Characterization of a collection of sets containing identity in a group so that it generates a topology?

Question

Start with a group $G$ without topology, we want to generate a topology on the group by a collection of sets containing identity.

To be more specific, let $\mathcal{S}_e$ be a collection of sets containing identity $e$. Let $\mathcal{S}_x:= \{L_x(U) : x\in G, U \in \mathcal{S}_e\}$, where $L_x$ is the left multiplication by $x$. What I want to ask is under what conditions (if such conditions exist at all) of $\mathcal{S}_e$, $\mathcal{S}= \bigcup_{x\in G} \mathcal{S}_x $ is a base so that it generates a topology for $G$.

The same question can be asked in the manner of "subbase" if we do finite intersection first. Define $\mathcal{B}_e:= \{U : U \text{ is a finite intersection of sets in } S_e\}$. $\mathcal{B}_x:= \{L_x(U) : x\in G, U \in \mathcal{B}_e\}$. Under what conditions (if such conditions exist at all) of $\mathcal{S}_e$, $\mathcal{B} = \bigcup_{x\in G} \mathcal{B}_x$ is a base so that it generates a topology for $G$.

Note here if $\mathcal{S}$ or $\mathcal{B}$ is a base then the topology it generates is automatically translation-invariant. To simplify the question, I do not require $G$ is a topological group under this topology so we do not need to worry about taking inverse is continuous or not.

I think A random collection doesn't work, in either case. A counterexample in my mind is $G = Z_5$, if we define $\mathcal{S}_0 = \{4,0,1\}.$ $\mathcal{B}=\mathcal{S}$ = {{4,0,1},{0,1,2},{1,2,3},{2,3,4},{3,4,0}}. It is obviously not a base for any topology.

Answer 1

A requirement for B to be a base is
for all x,y in G, U,V in B$_e$,
(a in xU $\cap$ yV implies xU $\cap$ yV in L$_a$).

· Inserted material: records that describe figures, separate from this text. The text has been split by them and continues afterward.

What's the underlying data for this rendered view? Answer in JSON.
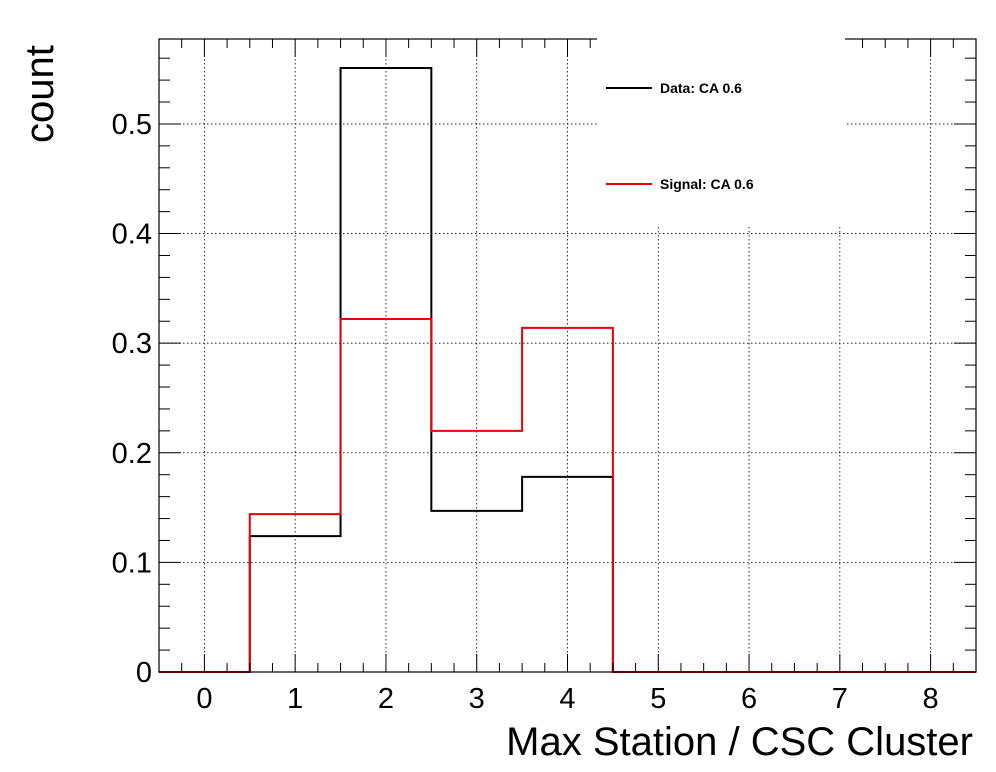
{
  "chart_data": {
    "type": "histogram",
    "title": "",
    "xlabel": "Max Station / CSC Cluster",
    "ylabel": "count",
    "xlim": [
      -0.5,
      8.5
    ],
    "ylim": [
      0,
      0.5775
    ],
    "x_ticks": [
      "0",
      "1",
      "2",
      "3",
      "4",
      "5",
      "6",
      "7",
      "8"
    ],
    "y_ticks": [
      "0",
      "0.1",
      "0.2",
      "0.3",
      "0.4",
      "0.5"
    ],
    "bin_width": 1,
    "bin_centers": [
      0,
      1,
      2,
      3,
      4,
      5,
      6,
      7,
      8
    ],
    "grid": true,
    "legend_position": "top-right",
    "series": [
      {
        "name": "Data: CA 0.6",
        "color": "#000000",
        "values": [
          0,
          0.124,
          0.551,
          0.147,
          0.178,
          0,
          0,
          0,
          0
        ]
      },
      {
        "name": "Signal: CA 0.6",
        "color": "#e8000b",
        "values": [
          0,
          0.144,
          0.322,
          0.22,
          0.314,
          0,
          0,
          0,
          0
        ]
      }
    ]
  }
}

"we want to generate ..." Please speak for yourself only, I have no desire to do that.

After expressing the desire "I want to ask ..." you still have not asked your question. Do not beat around the bush, be brave and directly ask your question "What conditions are needed for S to be a base of some topology for G"?

Answer 2

A classic basic theorem that characterises local bases of $e$: a non-empty collection of $\mathcal{V}$ of subsets of $G$ is a local base at $e$ iff

1. $\forall U \in \mathcal{V}: e \in U$ (obviously)
2. $\forall U,V \in \mathcal{V}: \exists W \in \mathcal{V}: W \subseteq U \cap V$ (filterbase property)
3. $\forall U \in \mathcal{V}: \exists V \in \mathcal{V}: VV^{-1} \subseteq U$
4. $\forall U \in \mathcal{V} \forall x \in U: \exists V \in \mathcal{V}: xV \subseteq U$
5. $\forall U \in \mathcal{V}: \forall a \in G: \exists W \in \mathcal{V}: aWa^{-1} \subseteq U$.

And to characterise Hausdorff topological groups replace 1 by 1':

1'. $\bigcap \mathcal{V} = \{e\}$.

Under these circumstances $\{xV, Vx: x \in G, V \in \mathcal{V}\}$ forms a base for the topology on $G$ that makes it into a (Hausdorff) topological group.

I quoted this version from Grupos Topológicos, by Tkachenko et al. (in Spanish, bought it in Mexico), but I believe Bourbaki has a version of this too, probably many other books as well.